Static Router - EdgeRouter Lite
-
You will need to add static routes both on the ERL for EACH VLAN on the other end of the VPN that you want to access.
On your core switch at HO, you'll need to add a static route back to WHS...
Assume the following Networks:
WHS Subnet: 192.168.100.0/24
WHS ERL: 192.168.100.1/24
WHS VPN to HO: 192.168.5.158/24HO Subnet: 192.168.5.0/24
HO Core Switch, VLAN 5: 192.168.5.1/24
HO Core Switch, VLAN 10: 192.168.10.1/24
HO Core Switch, VLAN 15: 192.168.15.1/24On the WHS ERL, you'll need to add static routes:
192.168.5.0/24 via 192.168.5.158
192.168.10.0/24 via 192.168.5.158
192.168.15.0/24 via 192.168.5.158On the HO Core switch, I believe you only have to add the following route:
192.168.100.0/24 via 192.168.5.158
Does that make sense?
Edit: The above is an idea only... Figure out the appropriate web or cli synax to make it happen.
-
Can the VPN not advertise the routes, so you don't have to do it statically on each client?
-
@Jason said:
Can the VPN not advertise the routes, so you don't have to do it statically on each client?
Depends on the VPN technology in use. But yes it can be specified in the ERL GUI for IPSEC or command line for OpenVPN
-
So I've setup the draytek and ERL VPN adding the main IPs to the Local/Remote boxes.
As default from whs I can ping the Core switch and everything on the "HO LAN", but nothing on the VLAN15 side even the VLAN IP on the Cisco Switch.I've tried a few ways of adding the static route to the ERL but nothing seems to help.

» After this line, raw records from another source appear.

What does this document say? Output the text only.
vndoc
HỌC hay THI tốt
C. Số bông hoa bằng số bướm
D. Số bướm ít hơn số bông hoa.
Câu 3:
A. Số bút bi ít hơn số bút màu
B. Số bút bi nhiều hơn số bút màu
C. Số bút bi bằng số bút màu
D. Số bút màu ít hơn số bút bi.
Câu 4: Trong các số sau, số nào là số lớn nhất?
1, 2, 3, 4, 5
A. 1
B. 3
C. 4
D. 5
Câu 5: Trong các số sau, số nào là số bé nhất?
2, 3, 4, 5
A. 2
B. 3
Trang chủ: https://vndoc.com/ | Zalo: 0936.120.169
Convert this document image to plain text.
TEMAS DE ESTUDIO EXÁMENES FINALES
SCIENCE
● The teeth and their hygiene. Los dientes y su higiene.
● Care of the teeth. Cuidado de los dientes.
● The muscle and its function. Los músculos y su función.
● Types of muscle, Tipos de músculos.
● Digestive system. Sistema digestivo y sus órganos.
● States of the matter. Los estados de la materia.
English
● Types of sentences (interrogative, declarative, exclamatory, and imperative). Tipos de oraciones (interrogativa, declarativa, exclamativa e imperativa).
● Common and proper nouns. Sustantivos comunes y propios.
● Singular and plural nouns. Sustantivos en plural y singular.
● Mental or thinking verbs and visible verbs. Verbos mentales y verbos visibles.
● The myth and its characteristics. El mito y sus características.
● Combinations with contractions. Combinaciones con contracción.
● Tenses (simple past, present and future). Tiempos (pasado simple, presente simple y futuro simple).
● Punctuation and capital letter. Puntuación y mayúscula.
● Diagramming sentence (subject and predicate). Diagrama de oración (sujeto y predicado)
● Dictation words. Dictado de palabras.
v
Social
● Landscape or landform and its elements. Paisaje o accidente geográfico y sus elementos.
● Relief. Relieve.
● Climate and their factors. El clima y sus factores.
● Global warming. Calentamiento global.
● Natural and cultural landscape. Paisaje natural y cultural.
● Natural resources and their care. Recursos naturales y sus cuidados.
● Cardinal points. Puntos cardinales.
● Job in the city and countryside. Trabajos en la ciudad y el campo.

The draytek can ping all addresses.
-
Here is the ERL GUI
I have tried added the VLAN lan to that but still no go. -
@hobbit666 said:
So I've setup the draytek and ERL VPN adding the main IPs to the Local/Remote boxes.
As default from whs I can ping the Core switch and everything on the "HO LAN", but nothing on the VLAN15 side even the VLAN IP on the Cisco Switch.I've tried a few ways of adding the static route to the ERL but nothing seems to help.
The draytek can ping all addresses.
Can we get a screenshot of the Static Routes page on the ERL, and the show route command on the Cisco?
-
@hobbit666 said:
Here is the ERL GUI
I have tried added the VLAN lan to that but still no go.Is this screen shot the page of the VPN setup?
-
-
I've tried adding the route here via 10.0.1.220 and 10.0.1.242 but doesn't do anything
-
@hobbit666 said:
I've tried adding the route here via 10.0.1.220 and 10.0.1.242 but doesn't do anything
Is the Draytek a router, or a VPN appliance?
-
@dafyre VDSL Router
-
-
Vlan setup
-
When the WHS system connects to the draytek, does it get a 10.0.1.x IP ?
-
@dafyre said:
When the WHS system connects to the draytek, does it get a 10.0.1.x IP ?
???? No it's an IPSEC Site to Site VPN
-
@dafyre said:
@hobbit666 said:
Here is the ERL GUI
I have tried added the VLAN lan to that but still no go.Is this screen shot the page of the VPN setup?
What if you choose the "Add Subnets" button in this image?
And add the other subnets?
-
@dafyre said:
@dafyre said:
@hobbit666 said:
Here is the ERL GUI
I have tried added the VLAN lan to that but still no go.Is this screen shot the page of the VPN setup?
What if you choose the "Add Subnets" button in this image?
And add the other subnets?
He said he tried that.
-
You definitely need the additional subnets listed in the ERL config.
You also need to add them to the other end. Not familiart with the Draytek IPSEC settings, so hard to help there.
-
Draytek config
ERL
-
Do I maybe need to create them as separate Phase2 SA ??